6. Fatigue cracking at the yaw damper explained: Fatigue is a mechanism whereby cracks develop and grow (propagate) through a material that is subject to cyclic loading, namely the repeated imposition and removal of mechanical stress. This occurs where the load changes in size, alternately opening and closing cracks at a microscopic level, such as the loads imparted by an anti-roll bar as a train moves from a curve to straight track and back onto a curve. For fatigue to occur the loads must be above a threshold level but are typically much lower than the load required to cause an immediate structural failure of the material. This means that the affected component is initially able to function without breaking, but over time cracks grow and reduce the strength of the component until the remaining uncracked material is not strong enough to take the loads being imparted.
7. Stress corrosion cracking in the jacking plate explained: Stress corrosion cracking (SCC) is a mechanism whereby cracks develop in susceptible materials when they are exposed to a specific corrosive environment while subject to mechanical stress. The particular type of aluminium alloy used in the affected parts of the trains is sensitive to the presence of chloride.
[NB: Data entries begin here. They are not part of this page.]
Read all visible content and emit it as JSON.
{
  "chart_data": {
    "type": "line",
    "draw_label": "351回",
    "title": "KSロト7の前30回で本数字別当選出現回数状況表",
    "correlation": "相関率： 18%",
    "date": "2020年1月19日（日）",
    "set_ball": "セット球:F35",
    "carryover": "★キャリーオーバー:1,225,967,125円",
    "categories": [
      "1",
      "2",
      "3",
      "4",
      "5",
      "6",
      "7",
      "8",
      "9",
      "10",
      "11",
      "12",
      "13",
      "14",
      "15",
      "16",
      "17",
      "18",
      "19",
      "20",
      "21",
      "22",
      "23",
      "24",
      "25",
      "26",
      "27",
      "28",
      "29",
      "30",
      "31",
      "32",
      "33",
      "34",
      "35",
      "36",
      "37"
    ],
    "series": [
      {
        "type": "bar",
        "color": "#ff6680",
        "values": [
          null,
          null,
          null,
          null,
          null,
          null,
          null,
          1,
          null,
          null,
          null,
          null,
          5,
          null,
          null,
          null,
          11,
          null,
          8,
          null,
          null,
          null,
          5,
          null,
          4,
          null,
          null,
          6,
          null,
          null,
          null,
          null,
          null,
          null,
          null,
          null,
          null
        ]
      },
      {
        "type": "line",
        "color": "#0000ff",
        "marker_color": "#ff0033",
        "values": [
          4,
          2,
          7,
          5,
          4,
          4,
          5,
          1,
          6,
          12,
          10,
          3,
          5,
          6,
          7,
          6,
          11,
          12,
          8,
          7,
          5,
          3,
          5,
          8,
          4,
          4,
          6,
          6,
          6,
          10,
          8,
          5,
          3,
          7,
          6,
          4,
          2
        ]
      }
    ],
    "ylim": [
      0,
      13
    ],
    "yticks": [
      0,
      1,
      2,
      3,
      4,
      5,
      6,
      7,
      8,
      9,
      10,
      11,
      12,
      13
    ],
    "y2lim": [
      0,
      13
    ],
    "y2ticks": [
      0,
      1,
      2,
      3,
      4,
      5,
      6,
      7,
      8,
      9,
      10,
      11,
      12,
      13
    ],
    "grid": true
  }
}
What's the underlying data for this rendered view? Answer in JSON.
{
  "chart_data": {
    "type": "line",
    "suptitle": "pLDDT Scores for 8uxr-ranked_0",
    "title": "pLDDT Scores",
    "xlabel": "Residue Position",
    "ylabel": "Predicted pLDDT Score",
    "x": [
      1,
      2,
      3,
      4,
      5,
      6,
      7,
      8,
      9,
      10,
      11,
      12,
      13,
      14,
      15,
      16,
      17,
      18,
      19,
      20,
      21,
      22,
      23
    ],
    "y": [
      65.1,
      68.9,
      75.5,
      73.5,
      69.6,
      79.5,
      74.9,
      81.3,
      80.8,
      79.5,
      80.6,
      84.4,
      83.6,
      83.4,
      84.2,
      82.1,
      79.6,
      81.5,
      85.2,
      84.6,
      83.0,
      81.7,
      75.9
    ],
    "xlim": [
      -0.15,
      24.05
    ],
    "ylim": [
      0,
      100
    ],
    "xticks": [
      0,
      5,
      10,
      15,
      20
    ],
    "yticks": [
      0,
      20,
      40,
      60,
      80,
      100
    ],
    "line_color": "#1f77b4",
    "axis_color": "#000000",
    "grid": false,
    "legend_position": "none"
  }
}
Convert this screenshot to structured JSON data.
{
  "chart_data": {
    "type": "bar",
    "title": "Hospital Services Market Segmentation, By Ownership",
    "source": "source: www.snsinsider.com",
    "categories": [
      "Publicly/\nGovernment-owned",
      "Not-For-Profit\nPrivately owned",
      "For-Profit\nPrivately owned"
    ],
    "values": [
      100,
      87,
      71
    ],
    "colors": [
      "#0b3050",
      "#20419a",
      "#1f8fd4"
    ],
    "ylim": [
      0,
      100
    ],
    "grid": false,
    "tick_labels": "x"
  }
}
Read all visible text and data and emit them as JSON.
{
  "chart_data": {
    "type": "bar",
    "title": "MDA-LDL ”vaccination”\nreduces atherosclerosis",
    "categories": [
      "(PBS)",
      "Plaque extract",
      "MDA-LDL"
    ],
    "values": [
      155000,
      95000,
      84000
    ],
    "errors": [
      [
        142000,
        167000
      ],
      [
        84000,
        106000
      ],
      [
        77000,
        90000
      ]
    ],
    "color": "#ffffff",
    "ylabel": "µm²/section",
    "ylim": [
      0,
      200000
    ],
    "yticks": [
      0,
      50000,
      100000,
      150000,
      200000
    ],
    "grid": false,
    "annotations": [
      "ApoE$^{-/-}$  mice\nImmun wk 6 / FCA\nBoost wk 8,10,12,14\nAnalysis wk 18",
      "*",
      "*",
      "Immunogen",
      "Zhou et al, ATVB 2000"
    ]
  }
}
Moist air can have significant levels of chloride in it picked up from various factors such as from salt used for clearing ice. The affected parts of the trains are under stress because of the way they were welded together.  This is not unusual.  The stresses involved in SCC are usually significantly lower than those involved in mechanisms where the stress alone is sufficient to cause cracking, thus making certain materials susceptible to cracking under conditions where the mechanical design would otherwise be sufficient to prevent it. SCC has been likened to the fire triangle where fuel, heat and oxygen must all be present for combustion to take place; if any of the three elements are missing then there is no fire. For SCC the three elements are susceptible material, specific environment, and stress.